Vous devez clarifier le report des charges et prélèvements, en le transformant dès à présent en annulation. Vos 110 milliards comprennent 45 milliards de mesures de trésorerie ; il faut mettre fin à ce suspense insupportable pour nombre de nos acteurs économiques : on ne peut pas laisser les hôtels, les restaurants et toutes sortes d'autres commerces dans cette incertitude.
Vous pariez sur une reprise rapide, en forme de V, ou plutôt ressemblant au logo de Nike, c'est-à-dire avec une reprise un peu plus lente. Je sais que vous réfléchissez à l'organisation du déconfinement : quelles seront les grandes lignes de son organisation ? La seule donnée précise dont nous disposons, c'est la date du 11 mai. Que se passera-t-il le 12 mai ? Rouvrirez-vous les commerces ? Rétablirez-vous les transports, nécessaires pour que chacun se rende au travail ? Le redémarrage de certains secteurs économiques vous semble-t-il prioritaire ? Je pense au BTP mais aussi à l'industrie dans son ensemble, qui tire les activités de services.

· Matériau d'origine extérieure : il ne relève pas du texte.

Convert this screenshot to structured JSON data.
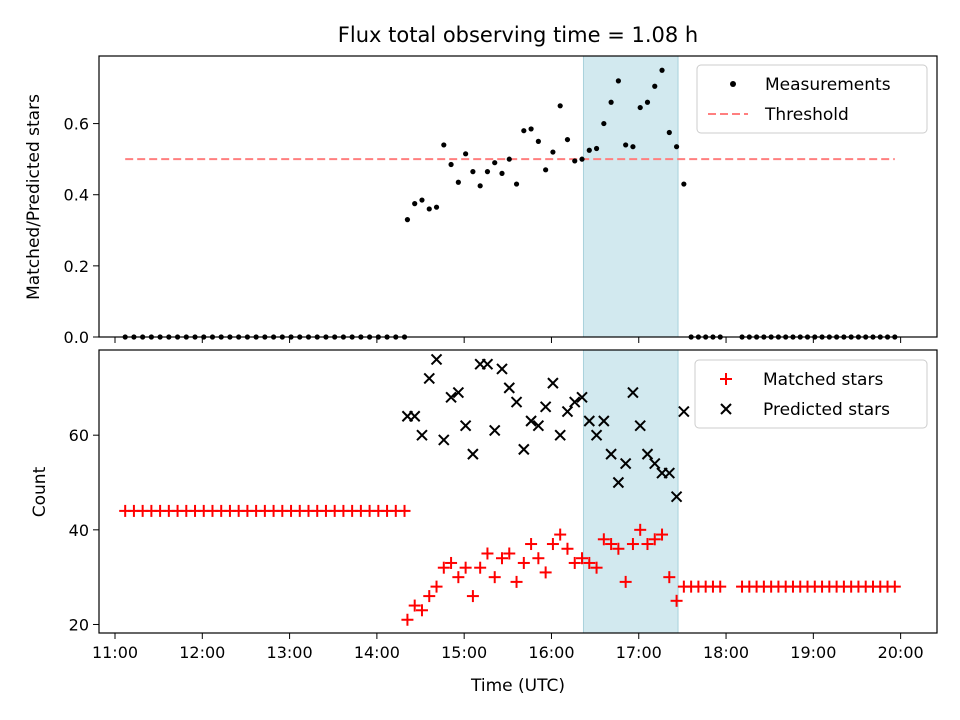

Aurons-nous suffisamment de masques et de tests pour garantir la sécurité au travail ? Quelles sont les grandes lignes du plan spécifique annoncé par le Président de la République pour le tourisme, les commerces, les restaurants, les hôtels ? Qu'est-ce qu'une reprise progressive ?
Enfin, il n'y aura pas de déconfinement efficace sans coordination économique – coordination entre les pays européens d'abord, mais aussi avec les États-Unis ou la Chine. Il est tôt pour en parler, bien sûr, mais l'échelle nationale n'est pas pertinente en l'occurrence. Comment travaillez-vous sur ces sujets, et dans quelle perspective ?
Enfin, on ne peut pas tirer un chèque en blanc sur l'économie française. Avant de dire par qui et comment sera payée la facture – elle sera gigantesque – , vous devez nous garantir que le Gouvernement ne tâtonnera pas pour remettre en route notre économie. L'examen de ce texte vous donne l'occasion d'expliquer votre action.